Enhancing spin squeezing using soft-core interactions

We propose a protocol for preparing spin squeezed states in controllable atomic, molecular, and optical systems, with particular relevance to emerging optical clock platforms compatible with Rydberg interactions. By combining a short-range, soft-core potential with an external drive, we can transform naturally emerging Ising interactions into an XX spin model while opening a many-body gap. The gap helps maintain the system within a collective manifold of states where metrologically useful spin squeezing can be generated. We examine the robustness of our protocol to experimentally relevant decoherence and show favorable performance over typical protocols lacking gap protection.
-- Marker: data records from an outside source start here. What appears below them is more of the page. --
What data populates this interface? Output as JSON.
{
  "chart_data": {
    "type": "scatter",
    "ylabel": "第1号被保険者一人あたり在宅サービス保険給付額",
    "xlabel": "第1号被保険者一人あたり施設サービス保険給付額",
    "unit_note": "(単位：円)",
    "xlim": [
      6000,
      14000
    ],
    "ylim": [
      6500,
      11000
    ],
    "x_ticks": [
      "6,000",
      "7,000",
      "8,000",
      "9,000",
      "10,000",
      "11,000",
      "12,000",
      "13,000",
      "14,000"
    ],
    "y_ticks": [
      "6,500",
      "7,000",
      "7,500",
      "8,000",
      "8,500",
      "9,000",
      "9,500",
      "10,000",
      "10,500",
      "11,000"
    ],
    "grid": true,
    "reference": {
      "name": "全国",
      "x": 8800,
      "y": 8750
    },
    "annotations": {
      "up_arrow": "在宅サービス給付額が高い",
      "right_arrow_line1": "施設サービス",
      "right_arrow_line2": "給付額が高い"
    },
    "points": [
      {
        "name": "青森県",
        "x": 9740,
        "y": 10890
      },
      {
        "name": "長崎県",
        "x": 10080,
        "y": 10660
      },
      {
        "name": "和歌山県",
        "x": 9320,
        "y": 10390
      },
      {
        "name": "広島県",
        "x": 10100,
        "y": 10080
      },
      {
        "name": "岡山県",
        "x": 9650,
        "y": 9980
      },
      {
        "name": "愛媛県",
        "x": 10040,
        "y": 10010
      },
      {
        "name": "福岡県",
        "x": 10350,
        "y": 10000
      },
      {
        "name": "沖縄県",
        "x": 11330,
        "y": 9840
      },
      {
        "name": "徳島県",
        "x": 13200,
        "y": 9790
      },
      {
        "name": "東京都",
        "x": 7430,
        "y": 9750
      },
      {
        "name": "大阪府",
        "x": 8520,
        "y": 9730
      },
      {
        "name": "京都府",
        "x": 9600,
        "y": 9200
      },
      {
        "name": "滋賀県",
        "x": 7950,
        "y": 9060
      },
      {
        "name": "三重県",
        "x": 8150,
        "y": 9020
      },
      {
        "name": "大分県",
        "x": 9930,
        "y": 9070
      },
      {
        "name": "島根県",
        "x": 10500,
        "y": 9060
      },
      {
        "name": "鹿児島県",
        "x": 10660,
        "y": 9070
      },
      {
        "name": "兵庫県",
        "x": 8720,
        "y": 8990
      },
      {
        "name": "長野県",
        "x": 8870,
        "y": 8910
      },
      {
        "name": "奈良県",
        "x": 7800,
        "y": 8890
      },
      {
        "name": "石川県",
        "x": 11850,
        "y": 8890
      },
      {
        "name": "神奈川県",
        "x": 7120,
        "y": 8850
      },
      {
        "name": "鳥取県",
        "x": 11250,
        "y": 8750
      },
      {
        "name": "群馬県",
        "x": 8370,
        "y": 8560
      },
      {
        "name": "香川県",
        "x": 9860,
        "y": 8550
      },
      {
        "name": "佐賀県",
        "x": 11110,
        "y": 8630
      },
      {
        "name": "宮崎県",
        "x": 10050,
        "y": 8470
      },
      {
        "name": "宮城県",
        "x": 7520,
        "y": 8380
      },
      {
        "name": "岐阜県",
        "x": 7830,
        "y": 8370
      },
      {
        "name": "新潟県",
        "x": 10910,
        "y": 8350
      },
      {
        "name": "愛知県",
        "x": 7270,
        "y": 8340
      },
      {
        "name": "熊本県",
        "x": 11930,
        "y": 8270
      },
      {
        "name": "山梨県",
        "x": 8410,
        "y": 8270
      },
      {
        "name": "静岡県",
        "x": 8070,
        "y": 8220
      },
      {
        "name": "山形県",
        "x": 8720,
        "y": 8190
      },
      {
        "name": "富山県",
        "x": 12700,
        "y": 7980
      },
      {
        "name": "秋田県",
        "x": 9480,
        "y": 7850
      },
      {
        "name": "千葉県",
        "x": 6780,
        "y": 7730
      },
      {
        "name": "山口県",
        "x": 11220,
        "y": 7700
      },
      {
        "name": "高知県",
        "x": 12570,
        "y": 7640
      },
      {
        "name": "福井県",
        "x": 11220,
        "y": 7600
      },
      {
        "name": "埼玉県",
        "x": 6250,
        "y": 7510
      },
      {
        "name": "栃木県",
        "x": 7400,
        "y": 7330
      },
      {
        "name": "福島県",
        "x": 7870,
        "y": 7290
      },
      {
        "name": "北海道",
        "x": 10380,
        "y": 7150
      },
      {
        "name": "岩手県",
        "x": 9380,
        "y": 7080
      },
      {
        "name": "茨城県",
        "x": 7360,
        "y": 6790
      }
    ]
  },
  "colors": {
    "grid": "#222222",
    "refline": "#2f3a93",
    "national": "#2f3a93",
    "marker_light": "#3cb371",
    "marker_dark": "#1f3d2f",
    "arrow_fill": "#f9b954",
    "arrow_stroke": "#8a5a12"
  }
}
For example, in a 14 x 14 system, we observe that soft-core interactions can generate spin squeezing comparable to an all-to-all Ising model even in the presence of relevant decoherence, the same amount of squeezing as the decoherence-free XX spin model with 1/r3 dipolar interactions, and a 5.8 dB gain over the decoherence-free XX spin model with 1/r6 interactions.

Automated summary

We propose a protocol for generating spin squeezed states in controllable atomic, molecular, and optical systems, particularly in optical clock platforms compatible with Rydberg interactions. By combining short-range, soft-core potential with an external drive, we can convert naturally occurring Ising interactions into an XX spin model and create a many-body gap. This gap helps to maintain the system within a collective manifold of states where useful spin squeezing can be generated. The protocol demonstrates robustness against experimentally relevant decoherence and outperforms typical protocols without gap protection, achieving significant levels of spin squeezing.